Элис рассеянно затеребила прядь волос, вечно выбивающуюся над ухом. Ей нравилось вот так, тайком, наблюдать за молодым человеком. В эти минуты Элис ощущала свою силу, не то что с ним рядом, когда она приносила ему в сад лимонад, или когда ухитрялась улизнуть из дома, чтобы неожиданно наведаться в отдаленные уголки поместья, где он работал, или когда он расспрашивал о книге, семье и делах, а она рассказывала ему истории, смешила и старалась не утонуть в глубине зеленых с золотистыми крапинками глаз.
Под ее взглядом он наклонился, замер, удерживая на плече тяжелое бревно, потом осторожно положил его поверх остальных. Хорошо, что он сильный!.. В глубине души Элис чувствовала, как это важно, хотя и не знала почему. Щеки у нее горели, она раскраснелась.

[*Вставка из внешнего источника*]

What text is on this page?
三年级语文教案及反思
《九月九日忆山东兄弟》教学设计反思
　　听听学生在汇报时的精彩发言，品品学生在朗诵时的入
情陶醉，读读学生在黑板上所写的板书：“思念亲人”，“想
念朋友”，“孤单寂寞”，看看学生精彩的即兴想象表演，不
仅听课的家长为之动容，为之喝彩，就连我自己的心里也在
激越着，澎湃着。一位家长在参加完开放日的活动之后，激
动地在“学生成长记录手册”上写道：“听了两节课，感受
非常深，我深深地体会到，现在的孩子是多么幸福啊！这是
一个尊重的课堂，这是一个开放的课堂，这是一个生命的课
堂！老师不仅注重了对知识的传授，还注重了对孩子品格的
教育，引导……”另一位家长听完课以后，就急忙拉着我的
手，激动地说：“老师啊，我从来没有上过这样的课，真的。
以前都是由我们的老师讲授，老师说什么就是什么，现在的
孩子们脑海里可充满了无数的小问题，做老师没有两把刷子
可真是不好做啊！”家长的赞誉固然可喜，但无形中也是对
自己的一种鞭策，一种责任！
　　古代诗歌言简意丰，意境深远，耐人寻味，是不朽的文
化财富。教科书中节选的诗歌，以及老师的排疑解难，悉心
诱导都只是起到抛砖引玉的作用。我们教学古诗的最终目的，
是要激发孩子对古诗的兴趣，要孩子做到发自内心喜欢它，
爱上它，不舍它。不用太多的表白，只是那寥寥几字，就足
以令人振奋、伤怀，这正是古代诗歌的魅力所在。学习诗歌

Элис Эдевейн доводилось общаться с молодыми людьми. Правда, не часто – ее родители вели довольно замкнутый образ жизни, предпочитая общество друг друга, и только раз в году, в канун Иванова дня, традиционно устраивали грандиозный праздник. Тем не менее порой Элис украдкой обменивалась парой слов с деревенскими парнями или сыновьями арендаторов, когда те, сняв шапки и опустив глаза, ходили за своими отцами по поместью. Однако сейчас… сейчас было совершенно по-другому, и каким бы ошеломительным или ужасно похожим на сантименты старшей сестры Деборы ни казалось это чувство, оно существовало, и все тут.
Его звали Бенджамин Мунро. Элис беззвучно произнесла имя по слогам. Бенджамин Джеймс Мунро, двадцати шести лет, до недавнего времени жил в Лондоне. Родственников не осталось, трудяга, не склонен к пустой болтовне. Родился в Суссексе в семье археологов, вырос в Юго-Восточной Азии. Любит зеленый чай, запах жасмина и знойные дни, которые заканчиваются грозой.